What I found it particularly intriguing was the way he concluded the article: “Viewed from the coast, it was neither self-erasing nor defeated. It was like a warm beacon in an otherwise dark, haunted place,” citing KKAA’s project in Minami-Sanriku, a town in northern Japan that was devastated by the 3.11 disaster in 2011.
In the 1990s, I began to use the expression "defeated architecture" or "weak architecture," and nowadays I’m often asked if our big architectural work, V&A at Dundee for example, is at all defeated. In the 1990s, I criticized form-centered architecture of my predecessors and coined the expression "defeated architecture." I used the word defeated upon my understanding of what was expected from KKAA’s work, facing with the period of post-industrialization and the society of rapid-aging and low birth rate. Based on this idea, we designed V&A as if we were the cheerleaders for Scotland, having learned that they were searching a new identity that would cross the boundary of a nation. Armed with architecture, we wanted to energize and enliven Scotland in our way, and I could feel a great level of enthusiasm arising from all the people in the project. Given a unique site adjacent to the river, we sought strength that could stand firmly in the dynamic nature, while defying usual and conspicuous square-ish buildings. What we achieved finally was a particle and a rhythm that would form the basis of cliffs commonly seen in Scotland.

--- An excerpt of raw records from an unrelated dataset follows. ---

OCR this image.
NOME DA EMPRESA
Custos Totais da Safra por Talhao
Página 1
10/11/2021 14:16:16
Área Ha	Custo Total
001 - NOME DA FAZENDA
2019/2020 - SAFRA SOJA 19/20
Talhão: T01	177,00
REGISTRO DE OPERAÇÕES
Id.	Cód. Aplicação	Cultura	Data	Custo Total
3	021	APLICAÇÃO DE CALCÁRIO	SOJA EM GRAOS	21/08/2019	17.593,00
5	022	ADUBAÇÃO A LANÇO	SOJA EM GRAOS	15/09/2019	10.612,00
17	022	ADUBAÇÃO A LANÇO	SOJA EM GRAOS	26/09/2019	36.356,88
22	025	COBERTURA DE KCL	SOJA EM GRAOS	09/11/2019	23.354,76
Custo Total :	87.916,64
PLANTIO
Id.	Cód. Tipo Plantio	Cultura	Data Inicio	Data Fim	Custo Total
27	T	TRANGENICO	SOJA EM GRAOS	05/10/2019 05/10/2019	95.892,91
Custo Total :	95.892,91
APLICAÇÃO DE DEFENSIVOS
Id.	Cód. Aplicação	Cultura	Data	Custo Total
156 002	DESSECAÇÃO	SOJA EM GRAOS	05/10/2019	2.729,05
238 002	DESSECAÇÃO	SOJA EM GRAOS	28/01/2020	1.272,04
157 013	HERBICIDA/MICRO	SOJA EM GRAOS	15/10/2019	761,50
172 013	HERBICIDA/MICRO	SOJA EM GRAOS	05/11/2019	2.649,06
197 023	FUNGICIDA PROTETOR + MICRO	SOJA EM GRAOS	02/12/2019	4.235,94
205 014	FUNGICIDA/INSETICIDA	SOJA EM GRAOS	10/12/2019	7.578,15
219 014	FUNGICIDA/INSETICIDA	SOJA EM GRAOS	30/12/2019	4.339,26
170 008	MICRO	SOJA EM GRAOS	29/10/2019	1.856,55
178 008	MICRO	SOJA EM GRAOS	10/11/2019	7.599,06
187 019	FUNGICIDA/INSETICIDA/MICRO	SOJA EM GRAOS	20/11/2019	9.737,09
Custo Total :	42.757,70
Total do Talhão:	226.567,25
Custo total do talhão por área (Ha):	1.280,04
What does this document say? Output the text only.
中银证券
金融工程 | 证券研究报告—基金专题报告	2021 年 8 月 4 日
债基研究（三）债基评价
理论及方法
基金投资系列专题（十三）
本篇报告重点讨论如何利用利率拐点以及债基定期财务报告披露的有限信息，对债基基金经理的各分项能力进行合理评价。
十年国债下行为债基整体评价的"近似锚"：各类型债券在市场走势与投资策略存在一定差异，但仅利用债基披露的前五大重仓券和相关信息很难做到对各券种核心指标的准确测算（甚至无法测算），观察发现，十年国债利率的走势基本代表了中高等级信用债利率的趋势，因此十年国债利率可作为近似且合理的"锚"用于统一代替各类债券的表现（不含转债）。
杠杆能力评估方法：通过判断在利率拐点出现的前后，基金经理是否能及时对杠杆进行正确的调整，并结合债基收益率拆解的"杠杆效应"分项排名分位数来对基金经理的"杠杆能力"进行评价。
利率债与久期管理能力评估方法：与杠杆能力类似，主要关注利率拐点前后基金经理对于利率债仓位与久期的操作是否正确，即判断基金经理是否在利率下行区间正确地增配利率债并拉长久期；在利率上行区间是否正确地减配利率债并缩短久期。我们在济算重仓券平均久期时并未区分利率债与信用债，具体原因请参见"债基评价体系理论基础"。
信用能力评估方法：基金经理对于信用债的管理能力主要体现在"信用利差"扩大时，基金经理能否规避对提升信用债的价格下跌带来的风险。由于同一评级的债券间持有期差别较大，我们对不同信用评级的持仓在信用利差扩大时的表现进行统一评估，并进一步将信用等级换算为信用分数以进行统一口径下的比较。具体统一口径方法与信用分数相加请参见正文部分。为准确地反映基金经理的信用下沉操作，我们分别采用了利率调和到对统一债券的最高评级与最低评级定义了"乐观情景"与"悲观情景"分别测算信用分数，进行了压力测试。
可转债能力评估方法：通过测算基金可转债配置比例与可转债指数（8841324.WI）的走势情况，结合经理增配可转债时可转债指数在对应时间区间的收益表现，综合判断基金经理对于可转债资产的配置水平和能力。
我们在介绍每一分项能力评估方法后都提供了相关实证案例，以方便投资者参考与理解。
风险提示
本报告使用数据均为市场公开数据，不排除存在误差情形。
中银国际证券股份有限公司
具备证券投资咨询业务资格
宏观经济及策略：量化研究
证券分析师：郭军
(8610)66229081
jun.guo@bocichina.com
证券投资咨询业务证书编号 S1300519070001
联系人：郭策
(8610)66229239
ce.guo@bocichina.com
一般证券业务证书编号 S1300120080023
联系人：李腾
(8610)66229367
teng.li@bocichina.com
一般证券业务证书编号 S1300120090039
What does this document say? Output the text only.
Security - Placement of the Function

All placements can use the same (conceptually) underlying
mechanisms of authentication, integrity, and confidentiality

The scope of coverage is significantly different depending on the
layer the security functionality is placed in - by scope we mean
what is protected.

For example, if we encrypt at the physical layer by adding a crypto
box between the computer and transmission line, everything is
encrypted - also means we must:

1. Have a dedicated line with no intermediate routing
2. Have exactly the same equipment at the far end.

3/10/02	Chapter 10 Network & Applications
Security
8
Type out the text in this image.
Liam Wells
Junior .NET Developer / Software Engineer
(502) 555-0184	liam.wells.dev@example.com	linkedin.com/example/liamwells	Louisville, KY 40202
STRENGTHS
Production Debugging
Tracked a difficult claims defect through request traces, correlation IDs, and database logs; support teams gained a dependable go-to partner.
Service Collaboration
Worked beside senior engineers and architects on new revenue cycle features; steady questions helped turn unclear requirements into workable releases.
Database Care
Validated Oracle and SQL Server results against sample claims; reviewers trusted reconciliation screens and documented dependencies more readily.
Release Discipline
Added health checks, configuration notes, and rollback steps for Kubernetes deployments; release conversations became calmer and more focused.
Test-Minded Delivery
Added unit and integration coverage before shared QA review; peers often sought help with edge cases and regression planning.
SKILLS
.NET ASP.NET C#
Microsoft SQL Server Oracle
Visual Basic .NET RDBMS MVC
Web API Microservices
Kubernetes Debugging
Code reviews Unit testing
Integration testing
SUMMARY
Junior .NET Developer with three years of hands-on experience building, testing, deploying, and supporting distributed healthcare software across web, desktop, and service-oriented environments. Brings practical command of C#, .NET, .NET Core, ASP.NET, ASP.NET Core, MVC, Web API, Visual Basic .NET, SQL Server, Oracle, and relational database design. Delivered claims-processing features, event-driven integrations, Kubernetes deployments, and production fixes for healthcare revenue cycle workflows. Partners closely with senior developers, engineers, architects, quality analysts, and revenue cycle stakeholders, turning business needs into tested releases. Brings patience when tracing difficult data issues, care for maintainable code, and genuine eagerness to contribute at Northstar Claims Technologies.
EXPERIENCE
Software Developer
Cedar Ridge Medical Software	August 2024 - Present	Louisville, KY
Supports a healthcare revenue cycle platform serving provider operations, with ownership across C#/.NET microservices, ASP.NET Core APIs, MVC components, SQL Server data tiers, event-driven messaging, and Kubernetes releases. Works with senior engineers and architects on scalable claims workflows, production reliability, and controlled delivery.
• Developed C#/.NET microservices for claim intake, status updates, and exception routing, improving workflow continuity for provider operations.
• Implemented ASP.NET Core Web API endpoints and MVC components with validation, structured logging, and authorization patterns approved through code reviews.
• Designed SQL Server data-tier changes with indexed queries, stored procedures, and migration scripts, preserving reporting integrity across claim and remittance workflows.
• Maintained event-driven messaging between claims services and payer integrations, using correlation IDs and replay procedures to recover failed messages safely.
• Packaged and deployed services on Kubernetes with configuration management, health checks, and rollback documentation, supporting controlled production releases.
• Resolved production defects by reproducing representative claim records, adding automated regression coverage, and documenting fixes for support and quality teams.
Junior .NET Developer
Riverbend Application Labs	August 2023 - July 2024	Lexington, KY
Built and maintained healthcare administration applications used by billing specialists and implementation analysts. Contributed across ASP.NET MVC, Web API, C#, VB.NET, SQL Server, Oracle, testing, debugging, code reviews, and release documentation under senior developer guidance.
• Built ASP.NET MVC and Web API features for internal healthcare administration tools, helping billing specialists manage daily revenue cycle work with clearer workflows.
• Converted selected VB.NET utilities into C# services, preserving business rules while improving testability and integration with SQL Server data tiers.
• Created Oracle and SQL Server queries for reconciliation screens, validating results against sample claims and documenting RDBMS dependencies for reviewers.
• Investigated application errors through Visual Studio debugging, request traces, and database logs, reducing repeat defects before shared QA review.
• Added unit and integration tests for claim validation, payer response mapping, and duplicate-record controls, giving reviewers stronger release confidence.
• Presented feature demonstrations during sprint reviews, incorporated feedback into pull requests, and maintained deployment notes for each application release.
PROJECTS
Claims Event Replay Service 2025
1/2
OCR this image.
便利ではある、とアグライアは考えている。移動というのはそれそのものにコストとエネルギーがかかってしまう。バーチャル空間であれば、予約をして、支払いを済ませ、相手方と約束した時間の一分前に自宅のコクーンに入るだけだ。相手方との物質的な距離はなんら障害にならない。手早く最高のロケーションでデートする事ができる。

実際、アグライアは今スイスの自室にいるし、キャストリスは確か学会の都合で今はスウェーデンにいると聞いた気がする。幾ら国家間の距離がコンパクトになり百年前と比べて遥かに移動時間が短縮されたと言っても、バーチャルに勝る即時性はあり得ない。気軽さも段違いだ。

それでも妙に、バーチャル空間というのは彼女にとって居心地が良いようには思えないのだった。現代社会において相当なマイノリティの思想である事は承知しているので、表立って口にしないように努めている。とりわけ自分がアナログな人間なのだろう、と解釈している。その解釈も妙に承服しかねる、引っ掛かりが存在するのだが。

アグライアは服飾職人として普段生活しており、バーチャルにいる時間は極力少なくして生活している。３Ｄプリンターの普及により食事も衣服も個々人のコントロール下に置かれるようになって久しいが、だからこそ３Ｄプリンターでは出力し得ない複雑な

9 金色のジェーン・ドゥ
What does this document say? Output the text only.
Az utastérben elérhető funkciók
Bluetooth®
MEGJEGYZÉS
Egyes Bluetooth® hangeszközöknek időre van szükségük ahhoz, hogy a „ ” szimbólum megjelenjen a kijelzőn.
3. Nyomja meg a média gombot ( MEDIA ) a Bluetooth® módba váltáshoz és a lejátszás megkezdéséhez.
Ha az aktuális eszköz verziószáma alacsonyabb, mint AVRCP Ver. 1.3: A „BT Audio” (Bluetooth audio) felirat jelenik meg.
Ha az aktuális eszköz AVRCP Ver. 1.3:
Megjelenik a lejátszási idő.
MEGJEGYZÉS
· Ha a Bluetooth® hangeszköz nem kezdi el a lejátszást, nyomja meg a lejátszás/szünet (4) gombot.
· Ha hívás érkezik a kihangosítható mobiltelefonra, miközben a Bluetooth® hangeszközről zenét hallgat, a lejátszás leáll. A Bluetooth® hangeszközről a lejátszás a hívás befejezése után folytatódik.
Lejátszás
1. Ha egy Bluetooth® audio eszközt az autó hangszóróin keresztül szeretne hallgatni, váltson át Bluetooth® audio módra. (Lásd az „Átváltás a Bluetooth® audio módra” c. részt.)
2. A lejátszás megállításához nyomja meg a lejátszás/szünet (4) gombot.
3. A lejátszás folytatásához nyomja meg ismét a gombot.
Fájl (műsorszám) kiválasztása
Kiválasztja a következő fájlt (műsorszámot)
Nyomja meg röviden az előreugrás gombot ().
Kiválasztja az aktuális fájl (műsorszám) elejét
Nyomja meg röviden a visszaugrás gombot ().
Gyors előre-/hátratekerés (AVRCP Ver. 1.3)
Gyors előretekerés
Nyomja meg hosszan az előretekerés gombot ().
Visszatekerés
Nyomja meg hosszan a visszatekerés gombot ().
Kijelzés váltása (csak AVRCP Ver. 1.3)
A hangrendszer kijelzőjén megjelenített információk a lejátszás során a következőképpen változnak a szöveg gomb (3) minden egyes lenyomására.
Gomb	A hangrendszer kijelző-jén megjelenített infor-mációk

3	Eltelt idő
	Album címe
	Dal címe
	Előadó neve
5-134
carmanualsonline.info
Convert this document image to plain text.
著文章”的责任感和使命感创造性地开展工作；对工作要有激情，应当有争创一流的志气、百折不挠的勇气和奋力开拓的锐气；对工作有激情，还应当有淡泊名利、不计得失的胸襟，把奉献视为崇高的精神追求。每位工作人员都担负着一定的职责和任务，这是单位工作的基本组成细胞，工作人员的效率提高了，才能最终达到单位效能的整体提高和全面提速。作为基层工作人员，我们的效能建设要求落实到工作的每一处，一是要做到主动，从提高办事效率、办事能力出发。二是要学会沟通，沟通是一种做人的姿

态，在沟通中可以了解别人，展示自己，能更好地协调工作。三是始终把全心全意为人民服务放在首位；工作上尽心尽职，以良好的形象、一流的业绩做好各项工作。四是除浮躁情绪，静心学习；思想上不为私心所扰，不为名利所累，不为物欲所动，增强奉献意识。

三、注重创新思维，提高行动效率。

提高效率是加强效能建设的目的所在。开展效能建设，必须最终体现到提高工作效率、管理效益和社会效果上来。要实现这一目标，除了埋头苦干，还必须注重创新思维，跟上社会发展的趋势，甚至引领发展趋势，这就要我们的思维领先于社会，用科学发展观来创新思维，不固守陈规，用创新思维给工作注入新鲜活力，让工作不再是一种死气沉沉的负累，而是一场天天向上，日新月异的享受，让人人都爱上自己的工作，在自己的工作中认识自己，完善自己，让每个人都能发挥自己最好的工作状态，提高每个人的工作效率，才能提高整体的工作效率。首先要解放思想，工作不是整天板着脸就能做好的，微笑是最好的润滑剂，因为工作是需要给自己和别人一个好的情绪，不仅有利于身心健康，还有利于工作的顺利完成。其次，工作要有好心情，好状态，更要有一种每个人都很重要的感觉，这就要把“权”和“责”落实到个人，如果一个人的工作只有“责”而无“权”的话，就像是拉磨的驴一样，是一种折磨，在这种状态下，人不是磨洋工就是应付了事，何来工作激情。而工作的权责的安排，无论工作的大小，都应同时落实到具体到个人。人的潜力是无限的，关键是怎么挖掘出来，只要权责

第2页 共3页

For us, V&A is certainly a new step forward, but I haven’t found a word yet to explain. So far, I’m telling people that we aim to architecture-ize the nature, instead of naturalize the architecture as our predecessors had attempted. It’s difficult to articulate, but I wanted to look ahead and design something that could indicate the future of our path. I needed to grow out of the defeated mood of the ‘90s to seek positively how the post-3.11 era should be, placing emphasis on locations and non-Tokyo regions. Nikil might have realized from our conversation that I was trying to figure out the course of our time we live, and gave me the word “beacon,” and thanks to him I found courage to move forward.